In the United States, nearly 80% of public school teachers are white, but more than half of their students aren’t.
While teaching in and around Chicago for 14 years, Sofia Gonzalez dedicates herself to the success of her students. Eventually, one of them joined Gonzalez as a colleague when she also became a teacher.
The former student explained to Gonzalez that she was the first Latina teacher she had, and she said to herself, “I want to be like her. I want to do that.”
“And that’s just one picture of the power of representation,” said Gonzalez, a high school English teacher at J. Sterling Morton East High School in Illinois. “We could all agree that anyone can teach any student wherever you come from, but there’s something to be said about someone in front of you that looks like you, that identifies with your cultural landscape, that gets you, that feels you and that is ready to support you.”
Lack of diversity among teachers and school leaders is not a new issue. In fact, it’s been a conversation since the late 1800s when Caroline LeCount, an African American educator and civil rights activist, first sounded the alarm that the country needed more Black educators for Black students, said Sharif El-Mekki, founder and CEO of the Center for Black Educator Development.
“Everyone is doing this hand wringing and sad singing about dropout rates and low test scores and illiteracy, when we’ve known for over a century that Black teachers have a profound impact on student achievement of Black students, and it mirrors with Indigenous teachers and Indigenous students, Latino teachers and Latinx students,” El-Mekki said.
Gonzalez and El-Mekki shared their perspectives during a session at the Education Writers Association’s 2023 National Seminar. Moderated by NPR’s Nicole Cohen, the panel also included Conra Gist, associate professor at University of Houston, and Nithya Joseph, partner at TNTP.

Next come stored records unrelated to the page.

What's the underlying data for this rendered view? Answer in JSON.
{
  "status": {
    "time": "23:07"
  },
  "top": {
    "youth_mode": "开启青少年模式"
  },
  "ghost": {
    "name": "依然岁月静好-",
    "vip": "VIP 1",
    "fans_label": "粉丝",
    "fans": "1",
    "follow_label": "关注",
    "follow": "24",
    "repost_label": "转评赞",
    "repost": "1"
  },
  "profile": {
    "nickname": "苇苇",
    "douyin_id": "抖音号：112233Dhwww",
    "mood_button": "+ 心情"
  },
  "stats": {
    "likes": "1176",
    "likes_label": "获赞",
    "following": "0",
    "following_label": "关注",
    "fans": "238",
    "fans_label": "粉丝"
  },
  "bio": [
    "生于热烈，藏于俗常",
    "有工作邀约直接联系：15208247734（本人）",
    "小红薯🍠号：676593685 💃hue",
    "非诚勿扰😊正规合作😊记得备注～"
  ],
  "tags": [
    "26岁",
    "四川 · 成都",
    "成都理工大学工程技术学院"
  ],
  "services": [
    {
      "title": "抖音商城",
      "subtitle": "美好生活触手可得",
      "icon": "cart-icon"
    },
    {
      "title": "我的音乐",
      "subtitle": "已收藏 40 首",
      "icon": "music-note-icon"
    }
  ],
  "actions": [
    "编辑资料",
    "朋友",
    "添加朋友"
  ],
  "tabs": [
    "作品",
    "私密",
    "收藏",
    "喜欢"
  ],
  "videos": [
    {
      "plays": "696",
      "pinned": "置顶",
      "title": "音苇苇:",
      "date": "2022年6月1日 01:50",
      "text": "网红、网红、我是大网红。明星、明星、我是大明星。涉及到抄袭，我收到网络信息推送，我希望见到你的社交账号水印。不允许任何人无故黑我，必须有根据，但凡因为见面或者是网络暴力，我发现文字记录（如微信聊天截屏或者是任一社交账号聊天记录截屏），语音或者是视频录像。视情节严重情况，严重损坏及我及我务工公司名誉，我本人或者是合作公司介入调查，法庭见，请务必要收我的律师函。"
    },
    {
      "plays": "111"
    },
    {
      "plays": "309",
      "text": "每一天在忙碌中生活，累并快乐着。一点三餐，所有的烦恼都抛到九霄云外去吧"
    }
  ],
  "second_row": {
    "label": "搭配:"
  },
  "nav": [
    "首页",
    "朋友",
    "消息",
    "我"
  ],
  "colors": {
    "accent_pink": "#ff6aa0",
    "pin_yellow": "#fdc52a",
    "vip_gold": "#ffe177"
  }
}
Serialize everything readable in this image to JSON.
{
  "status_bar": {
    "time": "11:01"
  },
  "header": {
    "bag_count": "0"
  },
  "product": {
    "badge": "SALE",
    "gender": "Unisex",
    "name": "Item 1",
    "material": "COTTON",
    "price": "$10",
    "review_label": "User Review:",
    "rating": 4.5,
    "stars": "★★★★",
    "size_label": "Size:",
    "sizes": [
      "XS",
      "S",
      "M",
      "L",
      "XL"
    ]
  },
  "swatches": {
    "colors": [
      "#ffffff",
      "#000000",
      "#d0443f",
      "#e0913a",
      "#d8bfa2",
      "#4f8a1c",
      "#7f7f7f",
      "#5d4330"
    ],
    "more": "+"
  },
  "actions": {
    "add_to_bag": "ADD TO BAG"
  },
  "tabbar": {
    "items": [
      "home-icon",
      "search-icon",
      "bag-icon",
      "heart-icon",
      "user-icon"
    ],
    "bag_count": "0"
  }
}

Why Does Diversity Among Teachers Matter?
El-Mekki says those in education and teacher preparation need to “triple down” on improving the diversity of the teacher workforce because of its direct impacts on student achievement and success. A study by the Yale Child Study Center found that Black students experience racism from their teachers as early as age 3.

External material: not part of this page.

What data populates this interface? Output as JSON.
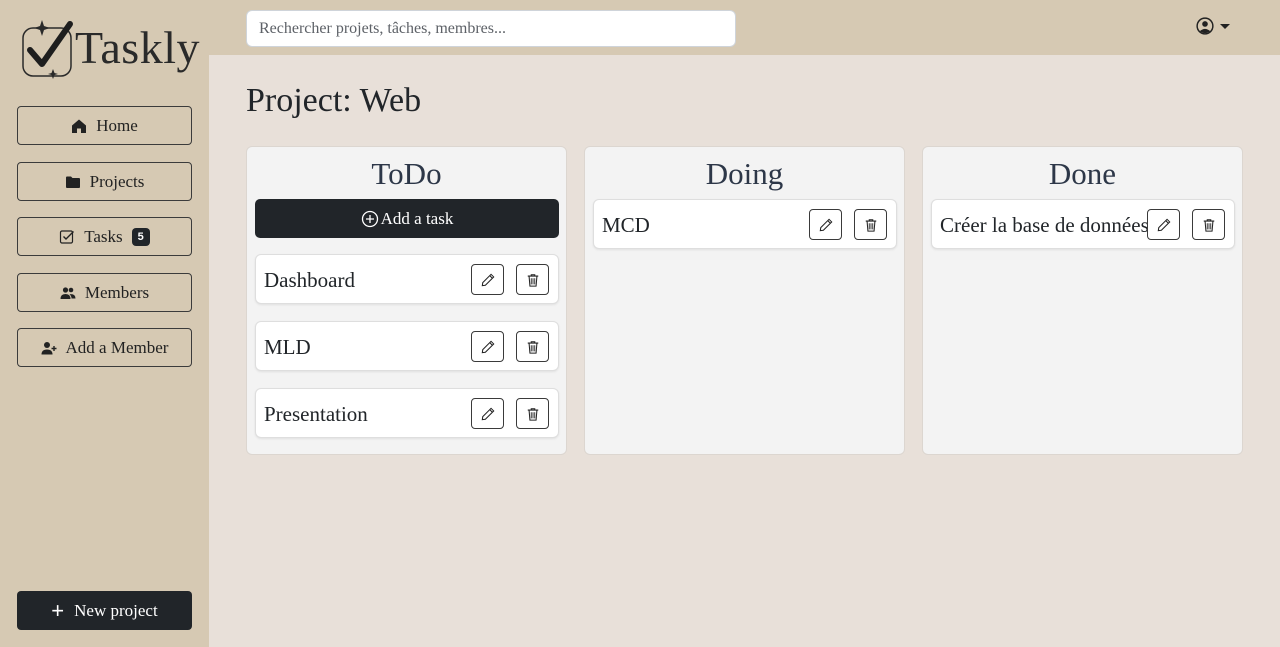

Gist, co-editor of a research handbook on teachers of color, noted that research also supports El-Mekki’s assertions.
“Having a teacher of color in the classroom influences the social-emotional experiences of students,” Gist said. “They feel more valued; they have access to culturally responsive pedagogy that actually lifts them up; they’re more likely to actually remain in the classroom and not enter into that school-to-prison pipeline.”
Gonzalez has seen this at work in her classroom. At her school, Gonzalez teaches many multilingual students and has intentionally gone out of her way to disrupt the Eurocentric curriculum to create a safe learning environment in her classroom for all students.
She puts up the flags from her students’ home countries in her classroom, plays cultural music, meets regularly with their families and consistently reminds them what they’re capable of. As a result, a majority of her multilingual learners have passed her class, and absenteeism among her students fell, Gonzalez said.
“The academic achievement has been wild, and I don’t owe it to myself,” Gonzales said. “I owe it to the environment that we as educators set when we’re intentional about amplifying the voices of our diverse student body.”
However, the benefits of a diverse teaching workforce go beyond its impacts on students of color and also benefits white students, Nithya Joseph said.
What Is the Root of the Issue?
At its core, El-Mekki believes the issue stems from the fact that most teacher training is rooted in white behavior theorists and educational theorists that does not include experiences or histories of educators of color.
But beyond that, he’s seen issues with recruitment and retention of educators of color. Many school district leaders El-Mekki said he has spoken with do not have a plan to retain teachers.
“I don’t have a Black teacher in my back pocket to give to you, and first of all, even if I did, how do we know that you’re not inviting them into a hostile racial environment in your school and district?” El-Mekki said.
Philadelphia lost 1,100 Black teachers in the last two decades, according to El-Mekki. During that time, the total number of teachers stayed consistent while there were gains among white, Asian and Latino teachers.
“That means that we need to dive deeper to see what’s the experience of a Black teacher in our schools,” El-Mekki said.
What Solutions Should Journalists Explore?
- Don’t be shortsighted. The issue will not be solved by getting more teachers into the classroom. How are teachers and school leaders of color being recruited and retained?
- Data can be limited. Joseph noted that it can be easy to find data related to the racial demographics of teachers, but it can be difficult to find similar information about school and district leaders. Data related to the diversity of school leadership could be useful as principals and superintendents affect the environment for teachers of color, Joseph said.
- Recognize the overlap. Can the teacher shortages in certain regions or subject areas be solved by improving diversity among the workforce?
“We can’t separate the shortage conversation from thinking about the teacher diversity conversation,” said Joseph. “They should be absolutely combined.”
- Help inform the public. Amplify teacher and student voices about their experiences and perspectives.